Репер для переноса огня нужно было найти за целью и начинать стрельбу с перелетов. Всякий иной метод, например попытка вести огонь сразу на поражение, был бы непростительно легкомысленен. Я подал первую команду, зная заранее, что снаряд разорвется в 500–600 метрах за целью. Так оно и случилось. Медленно, отделения к делению, я приближал разрывы к пригорку.
— Левее 0-02, — говорил я. — Прицел… Огонь!
— Выстрел! — отвечали мне с огневых позиций.
На сосновой ветке передо мной лежал секундомер. Около 20 секунд снаряд летел к цели. Было время нырнуть в окоп, вплотную прижаться к земле. И вот он проносился над нами с глухим ворчанием, сметая с деревьев снег, и разрывался. Осколки свистели вокруг, и сосновые ветви падали в снег.
Я подвел разрывы вплотную к доту. Наводка была исключительно точной. Ни один из снарядов не разорвался ближе, чем в сорока метрах от нас.
Заботясь о людях и о самом себе, я проявил оплошность. Удалил от себя телефониста и был вынужден громко подавать ему команду. Нас слышали в доте. По крайней мере, до нас доходили крики финнов. Через несколько минут вражеские орудия начали нас обстреливать. Это было неприятно.
Тогда мы стали временно умолкать. Стреляли 5-10 минут и вдруг переставали вести огонь. Финны думали, что разгромили нас, и также прекращали стрельбу. Тогда мы открывали огонь снова. Так продолжалась эта дуэль наших тяжелых гаубиц с финскими пушками. Дот огня не вел. Как потом оказалось, он был фланкирующим и не имел амбразур в нашу сторону. Из соседнего дота не видели нас за деревьями.
Через 15–20 выстрелов первый снаряд попал в дот, рикошетировал, разорвался в стороне, но все же свалил одну из росших на доте сосен. Еще через несколько минут снаряд сорвал «подушку» дота. Справа пошла пехота, но залегла. Дот открыл огонь. И вот, наконец, снаряд разорвался прямо на куполе. Из дота бегут финны. А мой пулеметчик за деревьями их не видит. Еще одна оплошность. Сразу же, только выбежав, финны снова проваливаются под землю. К доту, как выяснилось позже, был проведен глубокий ход сообщения. А ведь если бы мы предусмотрели это раньше, наш пулемет скосил бы врагов в самом начале их бегства.
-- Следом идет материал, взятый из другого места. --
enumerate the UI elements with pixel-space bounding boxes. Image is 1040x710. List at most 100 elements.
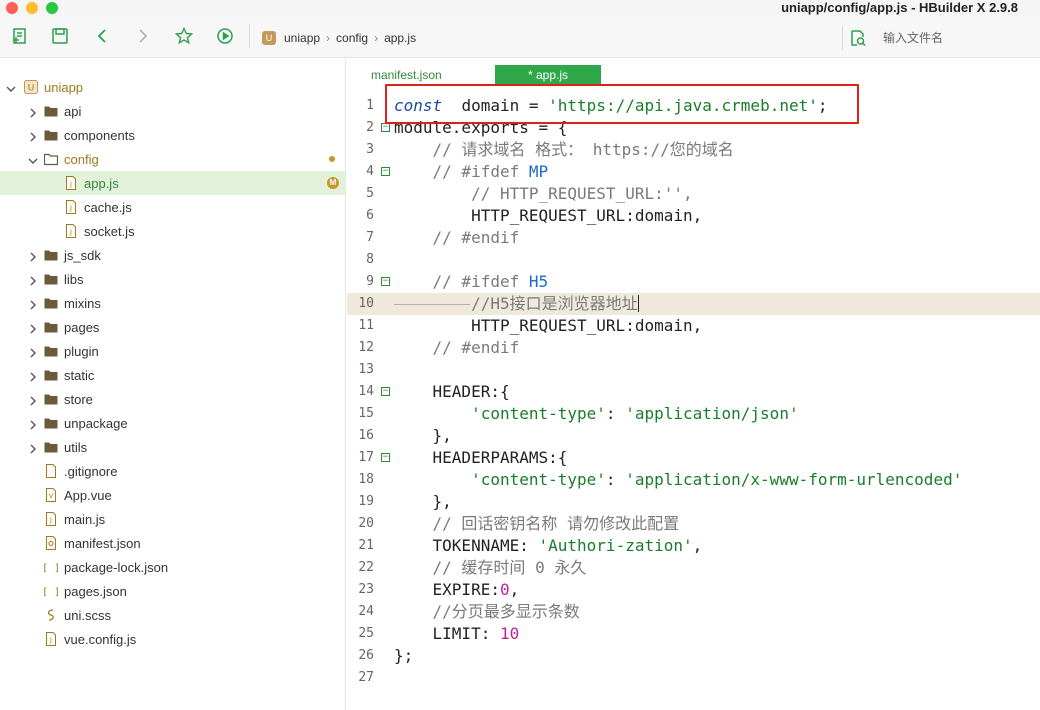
code-line[interactable]: 16 }, xyxy=(347,425,1040,447)
chevron-right-icon[interactable] xyxy=(28,346,38,358)
chevron-right-icon[interactable] xyxy=(28,106,38,118)
tree-item[interactable]: store xyxy=(0,387,346,411)
chevron-right-icon[interactable] xyxy=(28,370,38,382)
code-line[interactable]: 25 LIMIT: 10 xyxy=(347,623,1040,645)
tree-item[interactable]: config xyxy=(0,147,346,171)
tree-item[interactable]: Jsocket.js xyxy=(0,219,346,243)
tree-item[interactable]: components xyxy=(0,123,346,147)
chevron-right-icon[interactable] xyxy=(28,274,38,286)
code-line[interactable]: 9− // #ifdef H5 xyxy=(347,271,1040,293)
tree-item[interactable]: [ ] package-lock.json xyxy=(0,555,346,579)
search-input[interactable] xyxy=(883,29,1033,47)
run-icon[interactable] xyxy=(215,26,235,46)
breadcrumb-item-config[interactable]: config xyxy=(336,31,368,45)
tree-item-label: manifest.json xyxy=(64,535,141,551)
js-file-icon: J xyxy=(44,632,58,646)
modified-badge: M xyxy=(327,177,339,189)
code-line[interactable]: 5 // HTTP_REQUEST_URL:'', xyxy=(347,183,1040,205)
tree-item[interactable]: manifest.json xyxy=(0,531,346,555)
chevron-right-icon[interactable] xyxy=(28,130,38,142)
tree-item[interactable]: static xyxy=(0,363,346,387)
chevron-right-icon[interactable] xyxy=(28,442,38,454)
fold-toggle-icon[interactable]: − xyxy=(381,277,390,286)
tree-item[interactable]: plugin xyxy=(0,339,346,363)
tree-item-label: store xyxy=(64,391,93,407)
code-line[interactable]: 17− HEADERPARAMS:{ xyxy=(347,447,1040,469)
code-line[interactable]: 4− // #ifdef MP xyxy=(347,161,1040,183)
js-file-icon: J xyxy=(64,224,78,238)
code-text: //分页最多显示条数 xyxy=(432,602,580,621)
line-number: 26 xyxy=(358,648,374,663)
tree-item[interactable]: uni.scss xyxy=(0,603,346,627)
tree-item[interactable]: api xyxy=(0,99,346,123)
back-icon[interactable] xyxy=(92,26,112,46)
code-line[interactable]: 18 'content-type': 'application/x-www-fo… xyxy=(347,469,1040,491)
tree-item[interactable]: Jvue.config.js xyxy=(0,627,346,651)
code-line[interactable]: 23 EXPIRE:0, xyxy=(347,579,1040,601)
tree-item[interactable]: utils xyxy=(0,435,346,459)
file-search xyxy=(842,26,1040,50)
code-line[interactable]: 24 //分页最多显示条数 xyxy=(347,601,1040,623)
tree-item[interactable]: V App.vue xyxy=(0,483,346,507)
code-line[interactable]: 6 HTTP_REQUEST_URL:domain, xyxy=(347,205,1040,227)
code-text: HTTP_REQUEST_URL:domain, xyxy=(394,206,703,225)
code-line[interactable]: 15 'content-type': 'application/json' xyxy=(347,403,1040,425)
chevron-right-icon: › xyxy=(326,31,331,45)
tab-app-js[interactable]: * app.js xyxy=(495,65,601,85)
tab-manifest-json[interactable]: manifest.json xyxy=(365,65,485,85)
code-line[interactable]: 27 xyxy=(347,667,1040,689)
tree-item[interactable]: [ ] pages.json xyxy=(0,579,346,603)
code-line[interactable]: 8 xyxy=(347,249,1040,271)
fold-toggle-icon[interactable]: − xyxy=(381,123,390,132)
js-file-icon: J xyxy=(64,200,78,214)
tree-item-label: mixins xyxy=(64,295,101,311)
tree-item[interactable]: .gitignore xyxy=(0,459,346,483)
chevron-right-icon[interactable] xyxy=(28,322,38,334)
fold-toggle-icon[interactable]: − xyxy=(381,167,390,176)
code-line[interactable]: 12 // #endif xyxy=(347,337,1040,359)
tree-item[interactable]: libs xyxy=(0,267,346,291)
code-line[interactable]: 14− HEADER:{ xyxy=(347,381,1040,403)
tree-item[interactable]: pages xyxy=(0,315,346,339)
minimize-window-button[interactable] xyxy=(26,2,38,14)
line-number: 25 xyxy=(358,626,374,641)
fold-toggle-icon[interactable]: − xyxy=(381,387,390,396)
close-window-button[interactable] xyxy=(6,2,18,14)
code-line[interactable]: 7 // #endif xyxy=(347,227,1040,249)
tree-item[interactable]: Jmain.js xyxy=(0,507,346,531)
chevron-right-icon[interactable] xyxy=(28,418,38,430)
chevron-down-icon[interactable] xyxy=(6,82,16,92)
code-line[interactable]: 10 //H5接口是浏览器地址 xyxy=(347,293,1040,315)
forward-icon[interactable] xyxy=(133,26,153,46)
code-line[interactable]: 11 HTTP_REQUEST_URL:domain, xyxy=(347,315,1040,337)
tree-item[interactable]: mixins xyxy=(0,291,346,315)
code-line[interactable]: 26}; xyxy=(347,645,1040,667)
editor-tabs: manifest.json * app.js xyxy=(347,65,1040,85)
star-icon[interactable] xyxy=(174,26,194,46)
breadcrumb-item-uniapp[interactable]: uniapp xyxy=(284,31,320,45)
tree-item[interactable]: Japp.js M xyxy=(0,171,346,195)
tree-item[interactable]: Jcache.js xyxy=(0,195,346,219)
annotation-highlight-box xyxy=(385,84,859,124)
breadcrumb-item-file[interactable]: app.js xyxy=(384,31,416,45)
save-icon[interactable] xyxy=(50,26,70,46)
line-number: 21 xyxy=(358,538,374,553)
code-line[interactable]: 3 // 请求域名 格式： https://您的域名 xyxy=(347,139,1040,161)
new-file-icon[interactable] xyxy=(10,26,30,46)
chevron-right-icon[interactable] xyxy=(28,394,38,406)
code-line[interactable]: 13 xyxy=(347,359,1040,381)
fold-toggle-icon[interactable]: − xyxy=(381,453,390,462)
chevron-right-icon[interactable] xyxy=(28,298,38,310)
line-number: 17 xyxy=(358,450,374,465)
line-number: 15 xyxy=(358,406,374,421)
tree-item[interactable]: js_sdk xyxy=(0,243,346,267)
chevron-down-icon[interactable] xyxy=(28,154,38,164)
tree-item[interactable]: unpackage xyxy=(0,411,346,435)
chevron-right-icon[interactable] xyxy=(28,250,38,262)
code-line[interactable]: 19 }, xyxy=(347,491,1040,513)
code-line[interactable]: 21 TOKENNAME: 'Authori-zation', xyxy=(347,535,1040,557)
maximize-window-button[interactable] xyxy=(46,2,58,14)
code-line[interactable]: 22 // 缓存时间 0 永久 xyxy=(347,557,1040,579)
tree-root-uniapp[interactable]: U uniapp xyxy=(0,75,346,99)
code-line[interactable]: 20 // 回话密钥名称 请勿修改此配置 xyxy=(347,513,1040,535)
Мы вернулись на батарею и улеглись спать.
21 февраля началась артиллерийская подготовка. Через четыре часа она кончилась, пехота пошла. Но не пройдя и километра, легла снова. Сзади первой линии дотов у финнов была вторая, еще более сильная, еще лучше замаскированная.
Мощные долговременные огневые точки здесь были созданы по лучшим французским образцам. Огневая разведка их с дальнего расстояния не дала ощутительных результатов, да и не могла дать. Мы не знали, где они расположены. Надо было не только разрушать, но и находить эти чудовища. 24 или 25 февраля лейтенант Тарасов, ныне Герой Советского Союза, первым вывез свое тяжелое орудие для стрельбы по доту прямой наводкой. 26 февраля такой же приказ получил я.
— По какому доту вести огонь? Куда вывозить орудие? — спросил я старшего командира.
Он ответил, что предоставляет батарее самую широкую инициативу.
— Стрелять хочется всем, — сказал он, — но стрелять по доту прямой наводкой будет тот, кто обнаружит его. Понятно, товарищ старший лейтенант?
Да, понятно. Я взял с собой младшего лейтенанта Мордасова, приказал трактористам приготовить два лучших трактора, проверить орудия и опять ушел в разведку.
Слово «ушел» никак не определяет способа нашего передвижения. Мы собственно не ползли, а извивались ужами где-то между снегом и землей. Так мы пролезли надолбы, «подошли» к проволоке, огляделись по сторонам — никаких признаков дота не было. Спокойные и одинаковые виднелись то тут, то там бугорки, камни, сугробы. Снег набивался за шиворот, а особенно в валенки. Потом я уже приспособился — сверх валенок надевал еще одни штаны. Проволока казалась бесконечной.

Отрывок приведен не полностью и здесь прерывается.